Talk

Fred Wilson

Mar 28, 2012

6:30–8:00pm ET

The New School, Tishman Auditorium

Appropriating curatorial methods and strategies, Fred Wilson’s work investigates how interpretations of historical truth and cultural value are shaped by institutions and systems of display. His work recontextualizes icons and artifacts to expose the Eurocentric bias within cultural institutions, and many of his projects involve extensive community outreach and research in the cities where they are shown.

For his upcoming Public Art Fund Talk, Wilson will discuss his recent experience within the broader context of public art and the aims of his artistic practice. Recently, the Central Indiana Community Foundation cancelled the public sculpture it had commissioned Wilson to create for its Cultural Trail Public Art initiative. His proposed sculpture, “E Pluribus Unum (Out of Many, One),” would have appropriated the figure of an African American ex-slave depicted in another of the city’s public sculptures, the Soldiers’ and Sailors’ Monument. In Wilson’s version, the figure’s broken shackles would have been removed, and in his hands would be a flag representing the African Diaspora. Following several years of debate among local government and community groups—in addition to numerous presentations by Wilson himself—the project was discontinued.

Fred Wilson creates site-specific installations in collaboration with museums and cultural institutions throughout North America, the Caribbean, Europe, the Middle East, and Asia. His work encourages viewers to reconsider social and historical narratives and raises critical questions about the politics of erasure and exclusion. He serves on the Board of Trustees of the Whitney Museum of Art, The Sculpture Center, and the American Academy in Rome. His many accolades include the prestigious John D. and Catherine T. MacArthur Foundation Genius Grant, among others, and he holds honorary Doctorates from Northwestern University and Skidmore College.

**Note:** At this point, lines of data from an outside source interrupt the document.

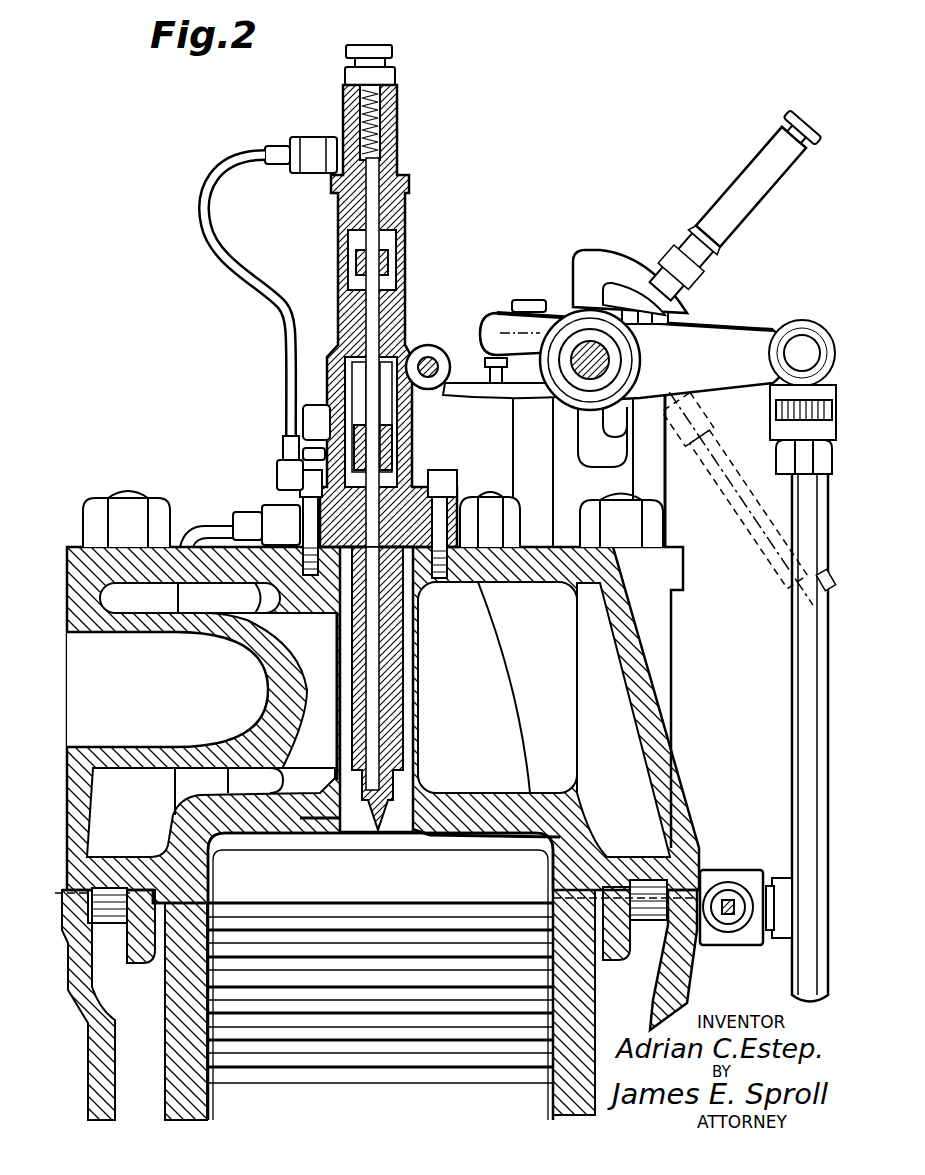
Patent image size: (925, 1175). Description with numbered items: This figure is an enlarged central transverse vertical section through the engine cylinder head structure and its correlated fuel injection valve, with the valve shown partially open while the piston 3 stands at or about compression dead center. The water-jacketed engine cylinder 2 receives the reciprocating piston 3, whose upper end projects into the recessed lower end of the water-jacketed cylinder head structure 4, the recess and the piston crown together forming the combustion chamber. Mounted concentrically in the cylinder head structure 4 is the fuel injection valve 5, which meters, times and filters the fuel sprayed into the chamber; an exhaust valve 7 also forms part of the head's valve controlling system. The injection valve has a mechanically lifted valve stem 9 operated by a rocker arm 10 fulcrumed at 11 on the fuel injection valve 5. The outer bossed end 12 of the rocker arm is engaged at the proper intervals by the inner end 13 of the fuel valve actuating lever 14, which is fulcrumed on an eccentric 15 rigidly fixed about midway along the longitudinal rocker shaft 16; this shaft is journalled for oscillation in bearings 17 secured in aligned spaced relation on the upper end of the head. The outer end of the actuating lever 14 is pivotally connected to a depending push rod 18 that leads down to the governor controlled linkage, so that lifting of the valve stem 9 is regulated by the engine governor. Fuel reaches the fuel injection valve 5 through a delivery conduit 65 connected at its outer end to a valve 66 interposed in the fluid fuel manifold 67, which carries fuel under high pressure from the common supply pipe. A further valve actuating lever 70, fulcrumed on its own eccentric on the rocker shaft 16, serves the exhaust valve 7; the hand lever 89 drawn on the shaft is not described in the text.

The engine cylinder 2 is at (685, 998).
The piston 3 is at (392, 1060).
The cylinder head structure 4 is at (625, 745).
The fuel injection valve 5 is at (335, 250).
The exhaust valve 7 is at (305, 420).
The valve stem 9 is at (375, 668).
The rocker arm 10 is at (470, 398).
The fulcrum 11 is at (430, 355).
The outer bossed end 12 is at (496, 398).
The inner end 13 is at (489, 330).
The fuel valve actuating lever 14 is at (715, 345).
The eccentric 15 is at (550, 393).
The rocker shaft 16 is at (585, 350).
The bearings 17 is at (640, 476).
The push rod 18 is at (808, 638).
The delivery conduit 65 is at (200, 525).
The valve 66 is at (742, 872).
The fluid fuel manifold 67 is at (724, 882).
The valve actuating lever 70 is at (770, 393).
The hand lever 89 is at (735, 202).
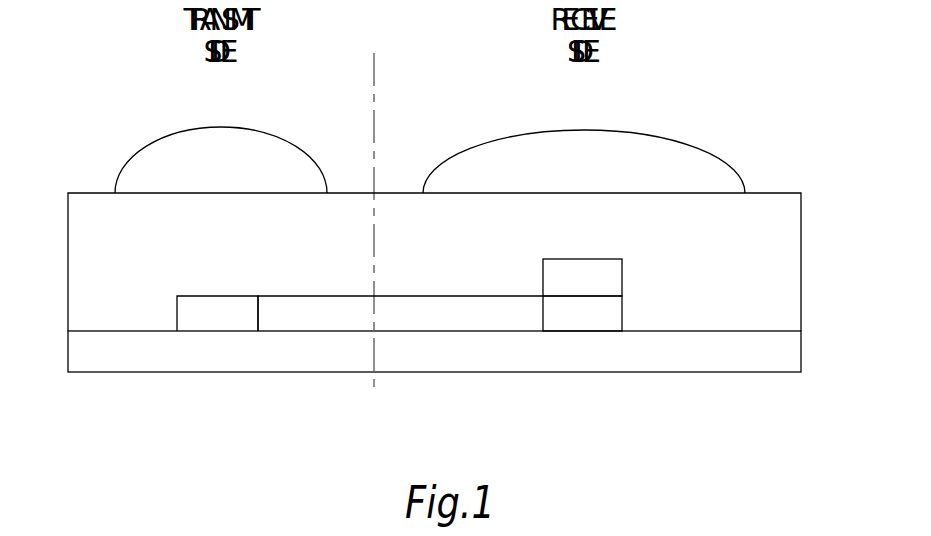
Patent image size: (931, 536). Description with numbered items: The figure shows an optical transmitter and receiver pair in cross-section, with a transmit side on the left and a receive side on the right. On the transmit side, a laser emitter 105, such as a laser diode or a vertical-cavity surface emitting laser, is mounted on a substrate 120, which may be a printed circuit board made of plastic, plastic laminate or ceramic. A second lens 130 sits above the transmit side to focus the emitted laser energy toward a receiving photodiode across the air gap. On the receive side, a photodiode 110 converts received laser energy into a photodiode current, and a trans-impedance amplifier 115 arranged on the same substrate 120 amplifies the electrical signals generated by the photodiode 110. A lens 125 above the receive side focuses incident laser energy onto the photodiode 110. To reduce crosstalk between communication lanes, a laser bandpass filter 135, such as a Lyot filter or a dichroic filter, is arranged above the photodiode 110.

The laser emitter 105 is at (203, 320).
The photodiode 110 is at (624, 312).
The trans-impedance amplifier 115 is at (318, 320).
The substrate 120 is at (433, 345).
The lens 125 is at (584, 138).
The second lens 130 is at (223, 136).
The laser bandpass filter 135 is at (624, 277).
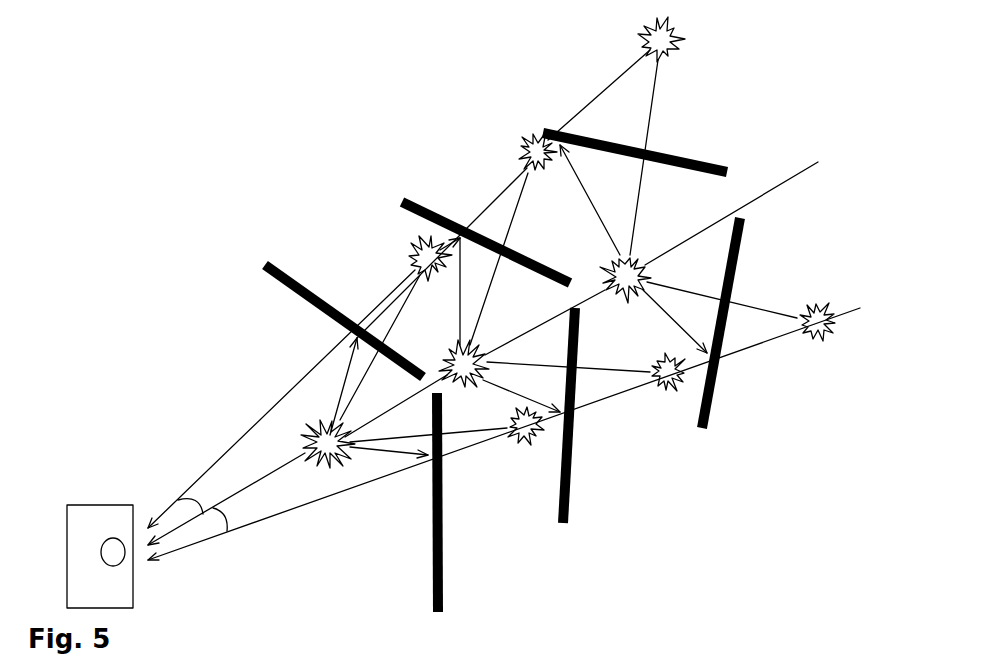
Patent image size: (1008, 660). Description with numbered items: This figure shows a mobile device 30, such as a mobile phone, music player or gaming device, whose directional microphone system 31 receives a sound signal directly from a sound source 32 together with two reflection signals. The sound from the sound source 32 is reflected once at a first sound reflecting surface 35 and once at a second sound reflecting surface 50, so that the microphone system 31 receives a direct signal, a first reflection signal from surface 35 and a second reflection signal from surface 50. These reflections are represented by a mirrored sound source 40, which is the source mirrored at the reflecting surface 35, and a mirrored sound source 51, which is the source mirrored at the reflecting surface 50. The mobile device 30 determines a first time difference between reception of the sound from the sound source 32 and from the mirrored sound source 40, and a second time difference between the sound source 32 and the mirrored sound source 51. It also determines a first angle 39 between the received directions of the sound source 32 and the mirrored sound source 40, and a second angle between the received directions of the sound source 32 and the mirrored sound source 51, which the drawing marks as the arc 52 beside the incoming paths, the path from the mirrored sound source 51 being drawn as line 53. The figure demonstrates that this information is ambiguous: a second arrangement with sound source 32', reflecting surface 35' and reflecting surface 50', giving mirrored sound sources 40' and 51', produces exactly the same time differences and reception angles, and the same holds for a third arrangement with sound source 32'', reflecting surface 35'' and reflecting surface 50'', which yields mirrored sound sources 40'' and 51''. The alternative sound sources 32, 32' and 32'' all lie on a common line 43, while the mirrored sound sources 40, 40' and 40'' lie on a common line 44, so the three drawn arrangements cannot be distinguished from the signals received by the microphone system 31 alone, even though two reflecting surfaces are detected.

The mobile device 30 is at (99, 503).
The directional microphone system 31 is at (117, 565).
The sound source 32 is at (404, 412).
The sound source 32' is at (503, 338).
The sound source 32'' is at (678, 249).
The sound reflecting surface 35 is at (476, 502).
The reflecting surface 35' is at (602, 415).
The reflecting surface 35'' is at (740, 336).
The first angle 39 is at (213, 525).
The mirrored sound source 40 is at (526, 463).
The mirrored sound source 40' is at (668, 409).
The mirrored sound source 40'' is at (815, 365).
The common line 43 is at (803, 168).
The common line 44 is at (282, 513).
The second sound reflecting surface 50 is at (312, 321).
The reflecting surface 50' is at (476, 209).
The reflecting surface 50'' is at (646, 136).
The mirrored sound source 51 is at (402, 256).
The mirrored sound source 51' is at (553, 110).
The mirrored sound source 51'' is at (624, 136).
The angle 52 is at (178, 513).
The ray 53 is at (257, 423).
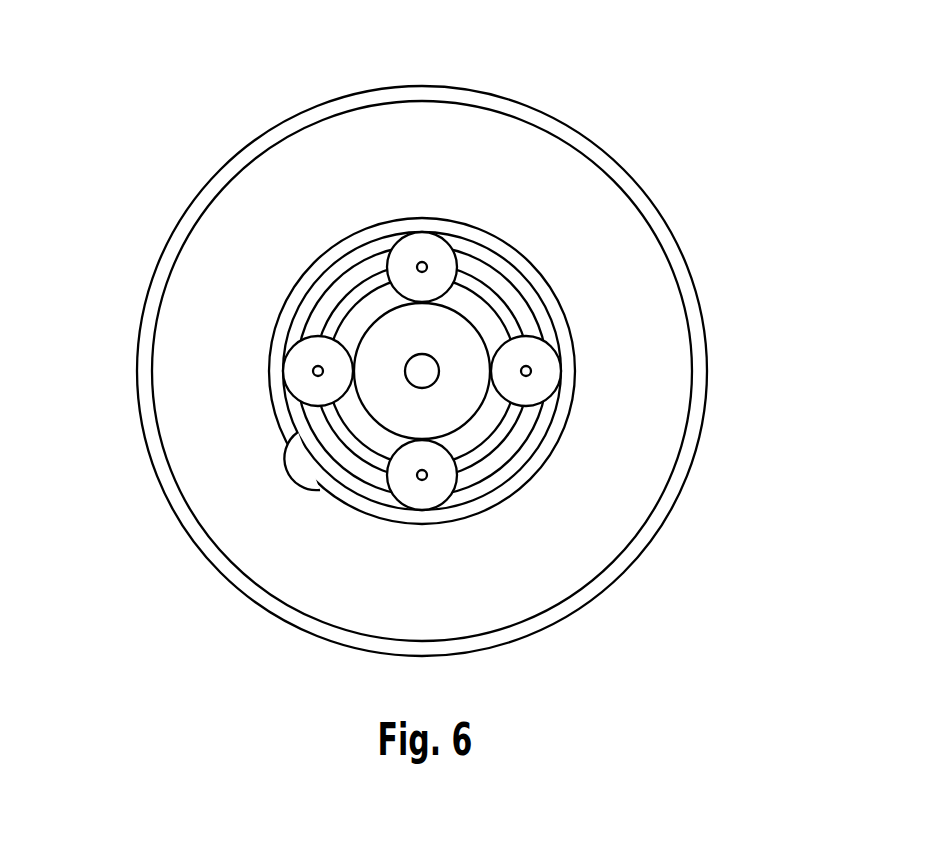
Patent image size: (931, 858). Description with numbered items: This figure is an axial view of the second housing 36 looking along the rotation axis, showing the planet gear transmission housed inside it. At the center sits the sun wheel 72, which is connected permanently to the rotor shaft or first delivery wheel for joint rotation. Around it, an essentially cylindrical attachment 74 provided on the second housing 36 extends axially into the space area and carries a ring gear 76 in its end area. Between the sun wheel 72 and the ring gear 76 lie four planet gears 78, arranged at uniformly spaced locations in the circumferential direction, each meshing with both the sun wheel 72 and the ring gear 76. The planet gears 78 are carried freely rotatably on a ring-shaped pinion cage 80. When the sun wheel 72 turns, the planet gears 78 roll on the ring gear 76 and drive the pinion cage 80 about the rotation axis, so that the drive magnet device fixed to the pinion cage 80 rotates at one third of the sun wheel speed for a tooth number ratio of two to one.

The second housing 36 is at (633, 180).
The sun wheel 72 is at (468, 402).
The attachment 74 is at (572, 330).
The ring gear 76 is at (332, 462).
The planet gears 78 is at (307, 353).
The pinion cage 80 is at (478, 268).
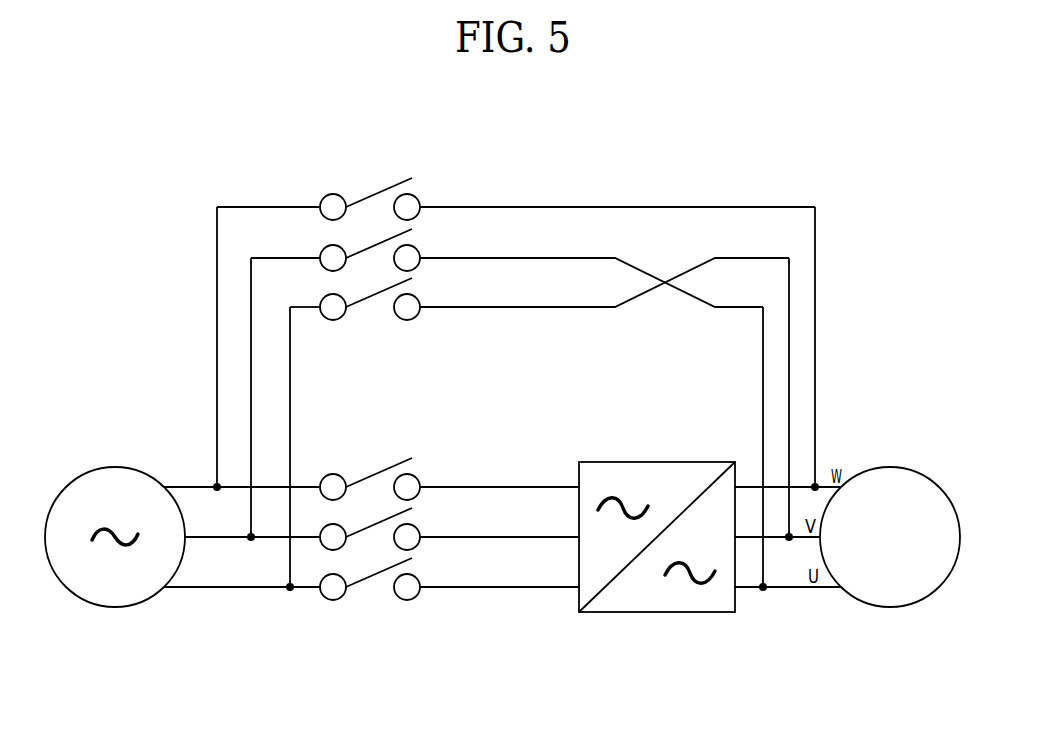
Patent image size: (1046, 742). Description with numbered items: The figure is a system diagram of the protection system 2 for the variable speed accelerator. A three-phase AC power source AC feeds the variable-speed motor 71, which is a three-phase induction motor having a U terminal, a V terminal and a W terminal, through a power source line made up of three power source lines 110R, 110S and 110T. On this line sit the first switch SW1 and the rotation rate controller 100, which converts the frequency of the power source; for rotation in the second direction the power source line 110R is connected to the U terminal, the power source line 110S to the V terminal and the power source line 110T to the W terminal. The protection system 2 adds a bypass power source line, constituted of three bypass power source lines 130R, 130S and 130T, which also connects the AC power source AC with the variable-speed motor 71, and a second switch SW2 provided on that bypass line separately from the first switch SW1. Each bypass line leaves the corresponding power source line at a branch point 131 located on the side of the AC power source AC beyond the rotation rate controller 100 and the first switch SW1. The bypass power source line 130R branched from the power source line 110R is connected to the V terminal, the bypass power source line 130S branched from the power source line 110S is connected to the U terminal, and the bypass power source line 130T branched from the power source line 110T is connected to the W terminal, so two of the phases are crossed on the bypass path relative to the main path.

The protection system 2 is at (614, 203).
The variable-speed motor 71 is at (889, 467).
The rotation rate controller 100 is at (643, 462).
The power source line 110T is at (461, 490).
The power source line 110S is at (466, 540).
The power source line 110R is at (472, 590).
The bypass power source line 130T is at (476, 210).
The bypass power source line 130S is at (486, 261).
The bypass power source line 130R is at (494, 310).
The branch point 131 is at (216, 492).
The AC power source AC is at (116, 467).
The first switch SW1 is at (370, 517).
The second switch SW2 is at (370, 234).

Wilson’s work has been the subject of numerous solo and group exhibitions worldwide, including the critically acclaimed Mining the Museum: An Installation by Fred Wilson, sponsored by the Contemporary Museum at The Maryland Historical Society, Baltimore. Wilson represented the United States at the 50th Venice Biennale with the solo exhibition, Fred Wilson: Speak of Me as I Am. Venice Suite: Sala Longhi and Related Works, an exhibition further exploring Wilson’s relationship with Venice and the rich tradition of glass making in the city, will be on view at The Pace Gallery at 510 West 25th Street, NYC from March 17 through April 14, 2012. This will be the first major solo exhibition of new works by the artist in the United States in six years.

Public Art Fund Talks at The New School are organized by the Public Art Fund in collaboration with the Vera List Center for Art and Politics at The New School.

Presented on occasion of the Vera List Center’s 2011-2013 focus theme “Thingness.”